Wanita itu hanya mematung, kini kedua pasang matanya menatap pekat lelaki rupawan itu, sementara batinnya semakin sesak akan penyesalan.
*****
Terlihat keduanya berjalan berurutan dengan jarak yang cukup jauh, lalu perlahan mereka menaiki sebuah angkutan umum yang kini melaju sangat cepat. Di dalam bus pun mereka tidak duduk berdekatan, melainkan berjauhan. Yusron memang selalu menjaga jarak pada wanita yang bukan mahramnya, ini adalah cara lelaki itu menjaga satu sama lain.
Samar-samar Yusron mendengar bising-bising didalam angkutan umum yang ia naiki, perlahan lelaki itu mulai membuka matanya. Seketika ia terkejut melihat seorang lelaki berbadan besar, tengah memperebutkan sebuah tas dengan Alissa. Sang pemilik berusaha mempertahankan, sementara sang pencuri berusaha memiliki barang yang bukan miliknya.
"BUUUK... "
Sebuah tendangan melayang di tubuh pencopet itu, membuat tubuh kekarnya tergusur di lantai bus. Terlihat kedua matanya menatap tajam Yusron, memandanginya dengan penuh rasa benci.
"Bajingan.. Mau sok jadi pahlawan," ucap sang penjahat dengan nada tinggi.
Perlahan lelaki keji itu mulai mengeluarkan senjata tajam dari balik sakunya, terlihat jelas sebuah belati yang begitu tajam dalam genggaman sang pencopet. Kedua kakinya melangkah perlahan mendekati Yusron, sementara beberapa penumpang yang menyaksikan berteriak riuh ketakutan.
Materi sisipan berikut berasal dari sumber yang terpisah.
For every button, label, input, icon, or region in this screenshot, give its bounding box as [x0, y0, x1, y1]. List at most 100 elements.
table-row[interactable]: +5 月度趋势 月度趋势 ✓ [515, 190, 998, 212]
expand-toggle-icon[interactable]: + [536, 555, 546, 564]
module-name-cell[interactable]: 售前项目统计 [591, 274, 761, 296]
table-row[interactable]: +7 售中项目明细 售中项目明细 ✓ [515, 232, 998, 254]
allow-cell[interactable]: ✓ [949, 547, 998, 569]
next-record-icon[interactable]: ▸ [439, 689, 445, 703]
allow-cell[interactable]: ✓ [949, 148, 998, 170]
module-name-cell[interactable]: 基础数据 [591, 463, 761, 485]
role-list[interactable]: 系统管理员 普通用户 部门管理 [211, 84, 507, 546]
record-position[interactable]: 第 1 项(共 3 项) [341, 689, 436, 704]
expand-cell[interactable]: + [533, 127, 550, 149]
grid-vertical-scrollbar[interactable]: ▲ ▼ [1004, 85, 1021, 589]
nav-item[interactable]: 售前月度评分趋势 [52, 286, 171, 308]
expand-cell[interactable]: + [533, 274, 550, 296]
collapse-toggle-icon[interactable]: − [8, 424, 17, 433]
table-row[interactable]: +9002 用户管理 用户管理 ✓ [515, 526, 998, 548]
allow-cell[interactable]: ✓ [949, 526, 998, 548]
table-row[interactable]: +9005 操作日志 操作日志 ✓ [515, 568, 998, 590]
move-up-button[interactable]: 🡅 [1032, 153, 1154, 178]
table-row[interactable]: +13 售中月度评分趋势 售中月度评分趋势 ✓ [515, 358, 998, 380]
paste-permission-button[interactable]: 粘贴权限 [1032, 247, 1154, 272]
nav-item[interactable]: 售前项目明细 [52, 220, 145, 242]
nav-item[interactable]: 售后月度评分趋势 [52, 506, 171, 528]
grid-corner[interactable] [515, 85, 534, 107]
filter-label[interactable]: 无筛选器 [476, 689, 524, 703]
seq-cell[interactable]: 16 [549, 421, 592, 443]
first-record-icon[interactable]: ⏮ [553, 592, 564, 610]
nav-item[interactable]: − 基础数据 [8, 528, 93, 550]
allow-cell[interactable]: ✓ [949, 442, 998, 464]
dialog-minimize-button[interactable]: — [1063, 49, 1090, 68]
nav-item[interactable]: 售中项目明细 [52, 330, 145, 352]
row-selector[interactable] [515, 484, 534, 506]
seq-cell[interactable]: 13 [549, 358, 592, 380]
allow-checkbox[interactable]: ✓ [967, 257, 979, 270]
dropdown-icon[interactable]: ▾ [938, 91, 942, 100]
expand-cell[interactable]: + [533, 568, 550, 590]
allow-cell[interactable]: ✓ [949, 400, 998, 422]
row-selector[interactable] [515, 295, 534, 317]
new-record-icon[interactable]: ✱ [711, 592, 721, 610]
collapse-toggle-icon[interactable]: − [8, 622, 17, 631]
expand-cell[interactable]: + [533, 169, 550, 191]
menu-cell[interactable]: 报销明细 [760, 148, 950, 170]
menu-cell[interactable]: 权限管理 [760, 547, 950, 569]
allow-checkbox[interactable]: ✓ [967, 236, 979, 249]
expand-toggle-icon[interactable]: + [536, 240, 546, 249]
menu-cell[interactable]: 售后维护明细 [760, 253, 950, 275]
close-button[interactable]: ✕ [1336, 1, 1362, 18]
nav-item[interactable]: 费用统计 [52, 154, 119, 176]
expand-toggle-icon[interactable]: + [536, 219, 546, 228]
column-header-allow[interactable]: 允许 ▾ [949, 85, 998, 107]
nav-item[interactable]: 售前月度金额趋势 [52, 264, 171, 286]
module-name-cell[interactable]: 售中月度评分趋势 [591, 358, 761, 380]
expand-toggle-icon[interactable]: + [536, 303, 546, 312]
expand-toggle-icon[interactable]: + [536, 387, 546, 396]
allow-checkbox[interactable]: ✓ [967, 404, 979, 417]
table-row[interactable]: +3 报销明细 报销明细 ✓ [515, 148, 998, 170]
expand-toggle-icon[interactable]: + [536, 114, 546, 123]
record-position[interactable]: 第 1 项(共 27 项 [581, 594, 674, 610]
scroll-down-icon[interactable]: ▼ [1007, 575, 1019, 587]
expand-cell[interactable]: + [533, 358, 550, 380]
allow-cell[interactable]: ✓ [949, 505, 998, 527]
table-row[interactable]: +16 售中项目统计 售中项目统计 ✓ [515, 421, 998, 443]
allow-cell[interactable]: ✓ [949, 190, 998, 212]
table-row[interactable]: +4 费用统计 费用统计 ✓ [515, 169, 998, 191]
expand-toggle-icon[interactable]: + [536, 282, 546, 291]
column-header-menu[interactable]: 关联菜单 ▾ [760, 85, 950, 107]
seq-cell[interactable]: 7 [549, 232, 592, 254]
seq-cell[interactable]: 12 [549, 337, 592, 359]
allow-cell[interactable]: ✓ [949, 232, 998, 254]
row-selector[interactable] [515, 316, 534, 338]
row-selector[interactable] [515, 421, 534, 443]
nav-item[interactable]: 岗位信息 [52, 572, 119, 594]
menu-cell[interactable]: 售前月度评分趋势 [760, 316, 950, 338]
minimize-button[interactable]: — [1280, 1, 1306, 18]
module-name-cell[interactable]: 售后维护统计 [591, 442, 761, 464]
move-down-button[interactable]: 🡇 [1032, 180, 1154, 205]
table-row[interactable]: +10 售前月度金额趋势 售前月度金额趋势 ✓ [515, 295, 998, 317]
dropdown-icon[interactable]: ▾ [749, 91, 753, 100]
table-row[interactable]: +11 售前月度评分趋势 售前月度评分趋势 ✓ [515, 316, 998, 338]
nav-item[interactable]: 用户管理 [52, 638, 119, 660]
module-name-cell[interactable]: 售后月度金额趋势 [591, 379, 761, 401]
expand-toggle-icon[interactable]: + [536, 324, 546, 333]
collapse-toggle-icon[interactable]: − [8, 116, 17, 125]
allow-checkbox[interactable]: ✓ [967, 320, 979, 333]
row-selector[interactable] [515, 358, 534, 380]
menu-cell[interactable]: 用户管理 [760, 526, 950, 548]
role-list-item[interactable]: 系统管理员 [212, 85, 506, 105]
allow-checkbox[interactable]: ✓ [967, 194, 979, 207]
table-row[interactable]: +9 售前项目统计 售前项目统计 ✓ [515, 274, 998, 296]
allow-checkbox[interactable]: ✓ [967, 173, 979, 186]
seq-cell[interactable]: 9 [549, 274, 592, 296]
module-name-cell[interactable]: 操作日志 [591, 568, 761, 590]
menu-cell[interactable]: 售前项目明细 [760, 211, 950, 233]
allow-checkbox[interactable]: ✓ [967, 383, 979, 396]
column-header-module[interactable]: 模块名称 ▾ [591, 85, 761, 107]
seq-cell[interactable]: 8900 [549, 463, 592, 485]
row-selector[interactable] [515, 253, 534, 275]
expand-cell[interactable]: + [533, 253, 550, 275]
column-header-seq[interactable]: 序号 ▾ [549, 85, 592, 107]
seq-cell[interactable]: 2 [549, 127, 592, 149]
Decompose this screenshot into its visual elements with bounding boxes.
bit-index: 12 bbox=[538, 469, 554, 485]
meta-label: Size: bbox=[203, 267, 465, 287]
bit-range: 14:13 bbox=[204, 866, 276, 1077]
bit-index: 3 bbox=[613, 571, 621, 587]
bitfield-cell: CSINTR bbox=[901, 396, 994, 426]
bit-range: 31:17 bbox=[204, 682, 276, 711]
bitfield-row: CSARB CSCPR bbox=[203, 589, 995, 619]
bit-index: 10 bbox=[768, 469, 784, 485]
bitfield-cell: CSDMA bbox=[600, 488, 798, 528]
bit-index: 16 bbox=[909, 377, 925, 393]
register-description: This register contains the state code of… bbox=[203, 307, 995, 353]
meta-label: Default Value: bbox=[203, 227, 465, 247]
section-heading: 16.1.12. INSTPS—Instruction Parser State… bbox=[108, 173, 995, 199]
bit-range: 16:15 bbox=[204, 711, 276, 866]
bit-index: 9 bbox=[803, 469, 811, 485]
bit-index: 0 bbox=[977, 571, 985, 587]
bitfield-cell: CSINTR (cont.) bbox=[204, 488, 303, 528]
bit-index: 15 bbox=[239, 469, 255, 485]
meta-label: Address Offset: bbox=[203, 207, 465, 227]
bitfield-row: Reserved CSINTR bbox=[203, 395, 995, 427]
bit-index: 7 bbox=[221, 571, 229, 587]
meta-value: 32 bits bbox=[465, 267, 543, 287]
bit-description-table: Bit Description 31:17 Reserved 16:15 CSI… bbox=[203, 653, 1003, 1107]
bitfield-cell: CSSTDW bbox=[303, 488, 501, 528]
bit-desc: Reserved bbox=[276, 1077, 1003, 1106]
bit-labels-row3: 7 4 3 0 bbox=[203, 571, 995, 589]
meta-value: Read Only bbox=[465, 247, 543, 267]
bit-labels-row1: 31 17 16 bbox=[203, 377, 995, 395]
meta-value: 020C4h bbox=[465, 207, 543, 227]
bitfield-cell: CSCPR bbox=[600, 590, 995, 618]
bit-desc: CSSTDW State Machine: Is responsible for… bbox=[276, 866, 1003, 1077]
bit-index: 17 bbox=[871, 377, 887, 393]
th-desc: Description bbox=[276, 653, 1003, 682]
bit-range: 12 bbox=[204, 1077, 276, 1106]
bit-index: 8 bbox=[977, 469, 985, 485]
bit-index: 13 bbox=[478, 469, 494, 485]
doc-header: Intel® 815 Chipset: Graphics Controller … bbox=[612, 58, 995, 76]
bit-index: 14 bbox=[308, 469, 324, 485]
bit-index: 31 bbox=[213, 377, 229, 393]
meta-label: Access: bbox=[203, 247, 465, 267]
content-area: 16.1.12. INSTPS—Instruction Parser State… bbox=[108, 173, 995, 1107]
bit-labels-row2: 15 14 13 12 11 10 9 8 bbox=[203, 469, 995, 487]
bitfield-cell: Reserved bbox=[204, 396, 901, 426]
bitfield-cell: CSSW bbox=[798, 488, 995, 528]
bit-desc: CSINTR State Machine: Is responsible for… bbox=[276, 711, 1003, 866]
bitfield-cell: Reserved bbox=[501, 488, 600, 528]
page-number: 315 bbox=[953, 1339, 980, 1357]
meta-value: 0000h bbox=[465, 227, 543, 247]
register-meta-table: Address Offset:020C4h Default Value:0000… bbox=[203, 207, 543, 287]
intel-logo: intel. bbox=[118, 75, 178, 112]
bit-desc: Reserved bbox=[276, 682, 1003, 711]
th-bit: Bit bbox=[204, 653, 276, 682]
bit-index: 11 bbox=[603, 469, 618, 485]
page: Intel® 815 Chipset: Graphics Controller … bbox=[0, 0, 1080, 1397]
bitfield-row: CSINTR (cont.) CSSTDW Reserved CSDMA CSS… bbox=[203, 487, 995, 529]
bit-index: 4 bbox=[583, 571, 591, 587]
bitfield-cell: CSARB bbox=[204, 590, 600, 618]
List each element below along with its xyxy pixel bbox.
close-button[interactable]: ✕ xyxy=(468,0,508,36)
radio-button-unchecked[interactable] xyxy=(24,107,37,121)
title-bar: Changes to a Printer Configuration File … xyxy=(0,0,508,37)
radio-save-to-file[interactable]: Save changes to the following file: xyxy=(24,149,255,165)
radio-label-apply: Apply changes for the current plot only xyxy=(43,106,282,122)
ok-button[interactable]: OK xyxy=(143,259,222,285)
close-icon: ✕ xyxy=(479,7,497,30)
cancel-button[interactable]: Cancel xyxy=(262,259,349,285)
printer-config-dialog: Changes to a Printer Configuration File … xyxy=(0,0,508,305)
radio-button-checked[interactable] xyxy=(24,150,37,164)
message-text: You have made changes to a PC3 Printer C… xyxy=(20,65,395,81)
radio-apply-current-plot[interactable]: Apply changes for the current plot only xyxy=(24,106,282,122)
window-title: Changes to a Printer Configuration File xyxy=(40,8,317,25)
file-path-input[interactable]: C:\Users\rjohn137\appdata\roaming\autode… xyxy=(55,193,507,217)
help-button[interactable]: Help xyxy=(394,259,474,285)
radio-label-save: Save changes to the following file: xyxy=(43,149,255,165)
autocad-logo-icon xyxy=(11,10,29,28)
Kini belati yang tampak begitu tajam telah mendarat dengan begitu cepat diperut Yusron, dan perlahan darah segar mulai mengalir dari bekas tusukan, bersamaan dengan belati yang dicabut dengan keji oleh sang pencopet yang memiliki wajah sangat itu. Ada beberapa goresan bekas sayatan di wajahnya, membuat penampilannya semakin menyeramkan. Setelah merasa puas, ia berlari cukup kencang dan melompat dari bus yang melaju perlahan.
"Yusron..," teriak Alissa, wanita itu tampak begitu panik. Kini kedua tangan Alissa menompang kepala Yusron, sementara darah terus mengalir dari bekas hujaman belati itu.